Another common complaint from corporate leaders is that university courses place too much emphasis on narrow academic knowledge and too little on its real-world relevance.

Yves Lecointe, a lecturer in engineering at and a former president of the University of Nantes, shares this concern. “Courses should not cater only for students who want to go into teaching,” he says. “What about the others? We can no longer afford to sacrifice the large majority of students who want to pursue other careers.”

Lecointe cautions that university officials should not focus solely on the short-term goal of improving graduate employability but rather introduce classes that open up new perspectives for students. One of his suggestions is to give students on technical courses additional classes in law or sustainable development.

Time for a Transformation

The Ministry of Higher Education and Research would like to change French universities in more fundamental ways as well. “We ranked sixth in the world for the quality of our scientific publications, and yet we are between 20th and 25th for innovation,” Fioraso told the business daily Les Echos last month. “We struggle to transform inventions in our labs into innovations that will create jobs.”

But closing the gap between the realms of academe and business is no small task: relations between France’s universities and corporate world are at best cordial, often nonexistent and sometimes downright hostile.

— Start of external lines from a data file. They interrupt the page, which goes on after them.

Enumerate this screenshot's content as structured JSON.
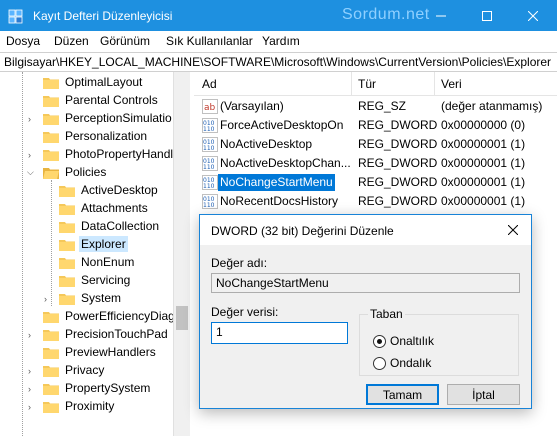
{
  "window": {
    "title": "Kayıt Defteri Düzenleyicisi",
    "watermark": "Sordum.net"
  },
  "menu": [
    "Dosya",
    "Düzen",
    "Görünüm",
    "Sık Kullanılanlar",
    "Yardım"
  ],
  "address": "Bilgisayar\\HKEY_LOCAL_MACHINE\\SOFTWARE\\Microsoft\\Windows\\CurrentVersion\\Policies\\Explorer",
  "tree": {
    "items": [
      {
        "label": "OptimalLayout"
      },
      {
        "label": "Parental Controls"
      },
      {
        "label": "PerceptionSimulatio"
      },
      {
        "label": "Personalization"
      },
      {
        "label": "PhotoPropertyHandl"
      },
      {
        "label": "Policies"
      },
      {
        "label": "ActiveDesktop"
      },
      {
        "label": "Attachments"
      },
      {
        "label": "DataCollection"
      },
      {
        "label": "Explorer"
      },
      {
        "label": "NonEnum"
      },
      {
        "label": "Servicing"
      },
      {
        "label": "System"
      },
      {
        "label": "PowerEfficiencyDiag"
      },
      {
        "label": "PrecisionTouchPad"
      },
      {
        "label": "PreviewHandlers"
      },
      {
        "label": "Privacy"
      },
      {
        "label": "PropertySystem"
      },
      {
        "label": "Proximity"
      }
    ]
  },
  "list": {
    "columns": [
      "Ad",
      "Tür",
      "Veri"
    ],
    "rows": [
      {
        "name": "(Varsayılan)",
        "type": "REG_SZ",
        "data": "(değer atanmamış)",
        "icon": "ab"
      },
      {
        "name": "ForceActiveDesktopOn",
        "type": "REG_DWORD",
        "data": "0x00000000 (0)",
        "icon": "dword"
      },
      {
        "name": "NoActiveDesktop",
        "type": "REG_DWORD",
        "data": "0x00000001 (1)",
        "icon": "dword"
      },
      {
        "name": "NoActiveDesktopChan...",
        "type": "REG_DWORD",
        "data": "0x00000001 (1)",
        "icon": "dword"
      },
      {
        "name": "NoChangeStartMenu",
        "type": "REG_DWORD",
        "data": "0x00000001 (1)",
        "icon": "dword"
      },
      {
        "name": "NoRecentDocsHistory",
        "type": "REG_DWORD",
        "data": "0x00000001 (1)",
        "icon": "dword"
      }
    ]
  },
  "dialog": {
    "title": "DWORD (32 bit) Değerini Düzenle",
    "value_name_label": "Değer adı:",
    "value_name": "NoChangeStartMenu",
    "value_data_label": "Değer verisi:",
    "value_data": "1",
    "base_label": "Taban",
    "base_options": [
      "Onaltılık",
      "Ondalık"
    ],
    "base_selected": "Onaltılık",
    "ok": "Tamam",
    "cancel": "İptal"
  },
  "colors": {
    "titlebar": "#1e90e0",
    "selection": "#0078d7",
    "tree_selection": "#cce8ff",
    "folder": "#f5c85a"
  }
}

“The real problem is that most company leaders have a pathological mistrust of universities,” says Marc Neveu, who teaches IT at the University of Burgundy in Dijon and is co-head of the higher education trade union Syndicat National de l’Enseignement Supérieur (Snesup). “They all come from engineering schools and think that students are lazy and dilettantes.”

France’s higher education system is split into two tiers. The elite grandes écoles train engineers, scientists and business leaders, while universities shape the minds of the country’s researchers.

Neveu believes that British and German businesses have more trust in those who study and work in universities and are keen to hire candidates with Ph.D.s. “In Germany and in the UK, most of the employees in R&D have Ph.D.s; here it’s less than half,” he laments.“If we want to foster innovation, we have to rely on our Ph.D. students; it’s absurd not to.”

Many corporate leaders admit that they ignore the world of academe and tend to recruit from the cohorts of the grandes écoles. But they also argue that universities fail to direct employers towards graduates who might fulfill their needs.

Sup’Emploi hopes to foster links between these two worlds. But it is unclear how many academics will take its recommendations to heart.

According to Neveu, the committee gives too much power to company leaders. As a consequence, he believes, its recommendations will narrow perspectives for students rather than open new horizons. “They will privilege courses that fulfil. specific needs in the market instead of encouraging wide-ranging courses that teach our students to become citizens, to acquire humanist values,” Neveu says.“If university courses are too targeted, they will prevent students from moving towards new courses, new jobs.”

Sup’Emploi also aims to encourage the growth of stages en alternance (in which students undertake work placements along with their studies) to strengthen links between universities and businesses.

The government hopes to increase the number of participants in such programs in secondary and postsecondary education to 500,000 by 2017. The most recent figures available, those for 2011, show that 426,000 students were involved that year. Of those participants, 14 percent were enrolled in higher education, compared with just 3 percent 15 years earlier.

But although universities are offering more and more stages en alternance, the figures hide great disparities, according to Gri.

“Universities such as [Paris-Est] Marne-la-Vallée run some great apprenticeships, but sadly other universities aren’t so committed,” she says. “It’s a shame because the figures show that the more contacts a student has with companies, the greater chance he has of finding a job.”

The committee is expected to release its first recommendations in the spring.